The oven timer chimed, so I slipped on my oven gloves and removed a large cooking pot. I pushed the lid to one side to remind myself it was a chicken casserole I’d made. I poured some into a bowl for me, and the rest I’d leave for the others to heat up if they were hungry. They’d probably ignore it though. The freezer was packed full of Tupperware meals I’d made for four, but that’d only been eaten by one.
CHAPTER FOURTEEN
FIVE MONTHS, TWO WEEKS AFTER DAVID
‘If you can’t see yourself getting any better, what’s the best outcome you could hope for?’ I asked Steven.
Like all my questions, it was delivered in a caring, measured manner. But it was a loaded one. I focused on the second hand of the clock on the wall, measuring the time of his response. Twenty-four seconds elapsed before he spoke again.
‘That one morning I just don’t wake up.’
‘You don’t want to wake up,’ I reiterated. ‘I understand.’ And I did. The same thought had crossed my own mind over the years, more times than I cared to admit. Only, I possessed the strength to soldier on.
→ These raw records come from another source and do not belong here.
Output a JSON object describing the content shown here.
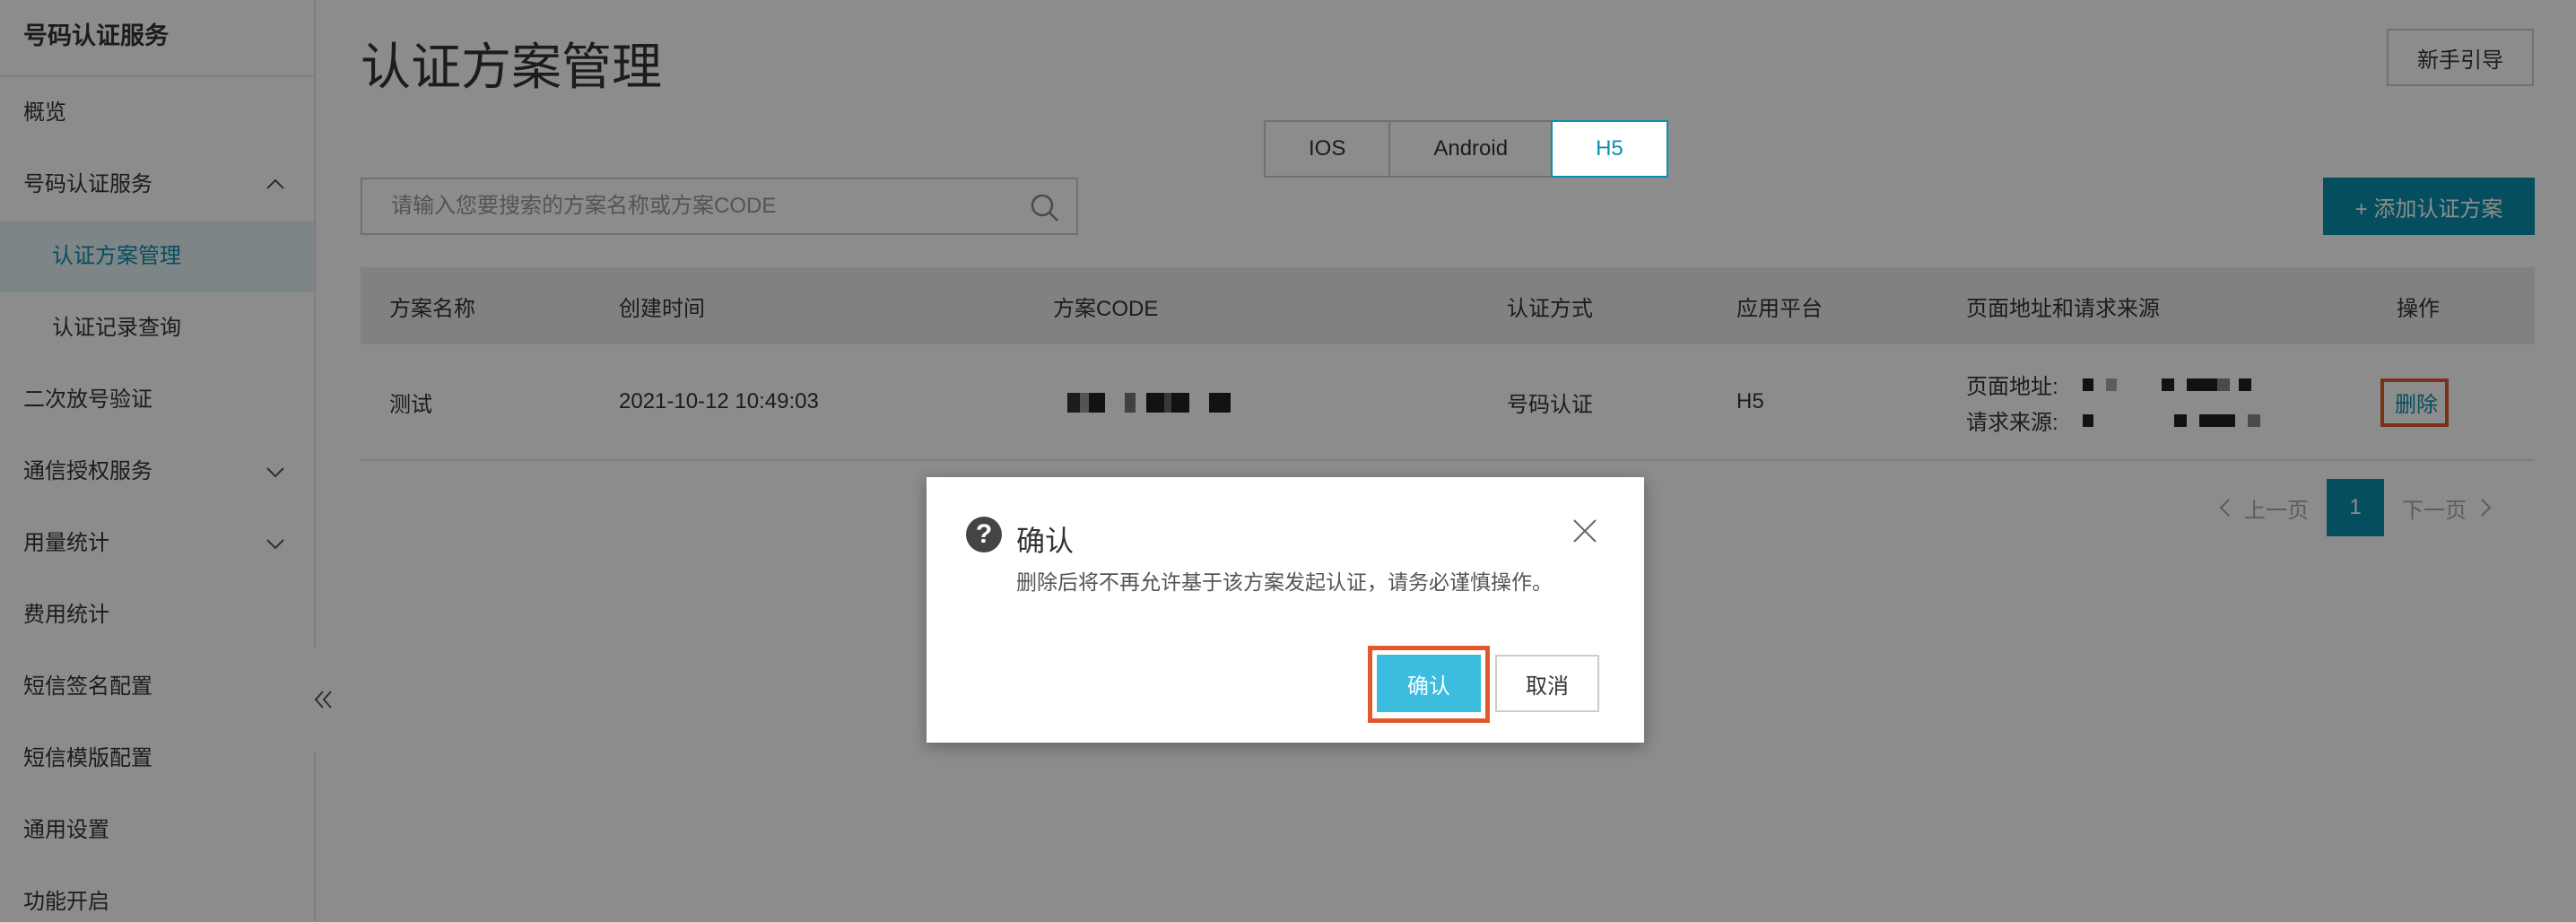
{
  "sidebar": {
    "title": "号码认证服务",
    "items": [
      {
        "label": "概览"
      },
      {
        "label": "号码认证服务"
      },
      {
        "label": "认证方案管理"
      },
      {
        "label": "认证记录查询"
      },
      {
        "label": "二次放号验证"
      },
      {
        "label": "通信授权服务"
      },
      {
        "label": "用量统计"
      },
      {
        "label": "费用统计"
      },
      {
        "label": "短信签名配置"
      },
      {
        "label": "短信模版配置"
      },
      {
        "label": "通用设置"
      },
      {
        "label": "功能开启"
      }
    ]
  },
  "header": {
    "title": "认证方案管理",
    "guide_label": "新手引导"
  },
  "platform_tabs": [
    {
      "label": "IOS"
    },
    {
      "label": "Android"
    },
    {
      "label": "H5",
      "selected": true
    }
  ],
  "search": {
    "placeholder": "请输入您要搜索的方案名称或方案CODE",
    "value": ""
  },
  "add_button_label": "+ 添加认证方案",
  "table": {
    "columns": [
      "方案名称",
      "创建时间",
      "方案CODE",
      "认证方式",
      "应用平台",
      "页面地址和请求来源",
      "操作"
    ],
    "rows": [
      {
        "name": "测试",
        "created": "2021-10-12 10:49:03",
        "code": "",
        "auth_method": "号码认证",
        "platform": "H5",
        "page_addr_label": "页面地址:",
        "source_label": "请求来源:",
        "action": "删除"
      }
    ]
  },
  "pager": {
    "prev": "上一页",
    "current": "1",
    "next": "下一页"
  },
  "dialog": {
    "title": "确认",
    "message": "删除后将不再允许基于该方案发起认证，请务必谨慎操作。",
    "confirm_label": "确认",
    "cancel_label": "取消"
  },
  "colors": {
    "accent": "#0a8fad",
    "confirm_button": "#3bbde0",
    "highlight_border": "#e05a2b",
    "overlay": "rgba(0,0,0,0.45)"
  },
  "icons": [
    "chevron-up-icon",
    "chevron-down-icon",
    "double-chevron-left-icon",
    "search-icon",
    "question-icon",
    "close-icon",
    "chevron-left-icon",
    "chevron-right-icon"
  ]
}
‘Aren’t you going to ask me what I have to live for?’ he said.
‘Would you like me to? Would you listen to me if I came up with some reasons?’
‘No, probably not.’
‘Then I won’t patronise you. When you’ve thought long and hard about bringing your life to an end like you have, I don’t have the right to tell you you’re wrong, and that’s not what End of the Line is here for. I’m not going to try to pull you out of a hole; I’m in that hole with you. Have you considered how you might do it? In our first conversation, you mentioned ending your life by standing in front of a train.’
‘I’ve changed my mind.’
‘What are your thoughts now?’
‘Hanging.’
My eyes lit up. Almost sixty per cent of suicidal men end their lives by strangulation, but I’d yet to come across one. The prospect immediately excited me. My tally to date was eight overdoses on illegal or prescription drugs, three jumpers and four who’d bled to death.
I took a moment to compose myself. ‘Where would you do it?’
‘In my bedroom. I live in a cottage with a vaulted ceiling and wooden beams. I’ve tested them by doing pull-ups so I know they can take my weight. Honestly, it’s the perfect place.’ His voice was animated, like a child trying to impress a parent.